= Tewfik Mishlawi =

Tewfik Mishlawi (1935 – 24 January 2012) was a Lebanese journalist who was known in the Middle East and Arab world.

== Early life and career ==
Born 1935 in Haifa, British Mandate Palestine, Mishlawi fled to Lebanon with his family during the 1948 Palestinian expulsion and flight. Eventually becoming a naturalized Lebanese, Mishlawi studied economics at the American University of Beirut (AUB). Mishlawi did research work in the field of journalism, involving such topics as foreign perceptions of the American news media and journalism from a third world perspective.

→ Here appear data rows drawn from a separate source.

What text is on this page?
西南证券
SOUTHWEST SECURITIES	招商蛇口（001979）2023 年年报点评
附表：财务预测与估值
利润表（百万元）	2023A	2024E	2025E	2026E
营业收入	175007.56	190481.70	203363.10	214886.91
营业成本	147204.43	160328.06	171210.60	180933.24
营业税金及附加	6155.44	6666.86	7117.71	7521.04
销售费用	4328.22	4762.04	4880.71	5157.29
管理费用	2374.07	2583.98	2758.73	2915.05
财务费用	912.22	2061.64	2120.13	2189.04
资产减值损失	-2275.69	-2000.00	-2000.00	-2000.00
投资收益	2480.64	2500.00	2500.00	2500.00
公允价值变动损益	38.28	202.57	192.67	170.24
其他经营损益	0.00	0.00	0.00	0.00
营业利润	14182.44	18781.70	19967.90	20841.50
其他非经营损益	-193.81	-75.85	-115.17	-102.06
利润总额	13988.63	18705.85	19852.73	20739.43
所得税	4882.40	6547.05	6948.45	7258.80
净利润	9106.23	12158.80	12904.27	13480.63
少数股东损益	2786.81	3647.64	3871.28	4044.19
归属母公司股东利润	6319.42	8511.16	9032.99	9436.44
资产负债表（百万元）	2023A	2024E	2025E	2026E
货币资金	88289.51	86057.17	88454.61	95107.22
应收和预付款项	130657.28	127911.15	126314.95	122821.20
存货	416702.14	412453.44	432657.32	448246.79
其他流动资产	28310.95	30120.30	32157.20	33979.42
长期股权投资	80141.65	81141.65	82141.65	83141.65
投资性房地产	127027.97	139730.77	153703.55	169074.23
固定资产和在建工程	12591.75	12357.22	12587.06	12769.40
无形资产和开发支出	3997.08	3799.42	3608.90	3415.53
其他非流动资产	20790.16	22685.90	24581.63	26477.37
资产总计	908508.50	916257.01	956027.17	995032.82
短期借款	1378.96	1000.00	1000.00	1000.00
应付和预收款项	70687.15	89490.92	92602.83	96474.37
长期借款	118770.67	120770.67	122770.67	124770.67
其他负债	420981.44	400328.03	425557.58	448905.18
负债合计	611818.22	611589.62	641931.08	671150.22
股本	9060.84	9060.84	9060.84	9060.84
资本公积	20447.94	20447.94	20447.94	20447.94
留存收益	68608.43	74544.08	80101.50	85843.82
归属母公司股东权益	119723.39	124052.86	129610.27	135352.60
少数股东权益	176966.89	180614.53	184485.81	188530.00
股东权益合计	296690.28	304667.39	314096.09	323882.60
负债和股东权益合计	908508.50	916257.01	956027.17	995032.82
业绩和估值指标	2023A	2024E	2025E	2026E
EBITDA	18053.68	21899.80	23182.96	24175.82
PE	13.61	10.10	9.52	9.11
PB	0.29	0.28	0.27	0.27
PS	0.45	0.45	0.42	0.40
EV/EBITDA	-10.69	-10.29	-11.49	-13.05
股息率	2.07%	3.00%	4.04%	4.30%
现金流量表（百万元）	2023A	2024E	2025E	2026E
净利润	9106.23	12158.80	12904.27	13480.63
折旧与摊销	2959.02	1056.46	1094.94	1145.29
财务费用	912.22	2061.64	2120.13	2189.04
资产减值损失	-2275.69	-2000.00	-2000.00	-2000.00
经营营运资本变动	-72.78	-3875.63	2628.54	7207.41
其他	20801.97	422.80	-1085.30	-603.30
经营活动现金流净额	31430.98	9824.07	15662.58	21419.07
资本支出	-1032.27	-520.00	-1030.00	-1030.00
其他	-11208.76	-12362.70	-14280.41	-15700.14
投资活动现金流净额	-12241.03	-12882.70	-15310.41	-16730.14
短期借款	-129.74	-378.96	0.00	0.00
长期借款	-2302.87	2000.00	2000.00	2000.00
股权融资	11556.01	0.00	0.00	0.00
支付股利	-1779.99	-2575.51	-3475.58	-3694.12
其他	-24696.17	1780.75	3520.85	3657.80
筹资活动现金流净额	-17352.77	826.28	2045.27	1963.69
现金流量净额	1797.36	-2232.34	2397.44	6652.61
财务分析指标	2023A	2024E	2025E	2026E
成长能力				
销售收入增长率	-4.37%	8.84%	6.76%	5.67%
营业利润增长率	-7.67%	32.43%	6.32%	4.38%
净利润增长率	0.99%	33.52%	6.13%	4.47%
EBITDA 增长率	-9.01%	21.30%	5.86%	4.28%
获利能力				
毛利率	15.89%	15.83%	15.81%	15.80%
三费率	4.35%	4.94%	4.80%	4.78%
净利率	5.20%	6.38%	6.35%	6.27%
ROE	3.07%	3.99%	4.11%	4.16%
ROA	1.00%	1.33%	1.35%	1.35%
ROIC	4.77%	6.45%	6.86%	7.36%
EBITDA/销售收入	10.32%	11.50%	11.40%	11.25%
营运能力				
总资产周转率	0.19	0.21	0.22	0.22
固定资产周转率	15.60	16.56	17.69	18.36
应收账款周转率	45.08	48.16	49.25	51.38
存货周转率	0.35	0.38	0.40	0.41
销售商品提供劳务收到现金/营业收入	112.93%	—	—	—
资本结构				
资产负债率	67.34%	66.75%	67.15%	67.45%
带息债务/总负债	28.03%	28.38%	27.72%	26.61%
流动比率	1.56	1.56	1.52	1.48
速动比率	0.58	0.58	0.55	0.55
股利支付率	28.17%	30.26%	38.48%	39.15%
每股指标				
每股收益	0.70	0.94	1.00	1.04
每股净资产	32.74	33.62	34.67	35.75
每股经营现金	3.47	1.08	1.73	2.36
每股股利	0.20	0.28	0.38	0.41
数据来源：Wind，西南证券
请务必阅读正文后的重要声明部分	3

From 1963 to 1973, Mishlawi was deputy editor in chief of The Daily Star, Lebanon's only English language daily newspaper. From 1973 to 1976, he worked as a staff reporter for the Beirut Bureau of the United Press International. From 1973 to 1985, he was Special Middle East correspondent for The Wall Street Journal, providing hard news, analysis, and features. From 1977 to 1979, he was ad hoc correspondent for BusinessWeek in New York City. From 1980 to 1983 he was special correspondent for The Times in London, providing hard news. From 1985 to 1992, he was director of training at the Center for Foreign Journalists in Reston, Virginia.

Since returning to Lebanon in 1992, he had continued working on his own periodical, the Middle East Reporter (MER), a media digest that would translate and sum up the Arabic press for foreign diplomats and academics.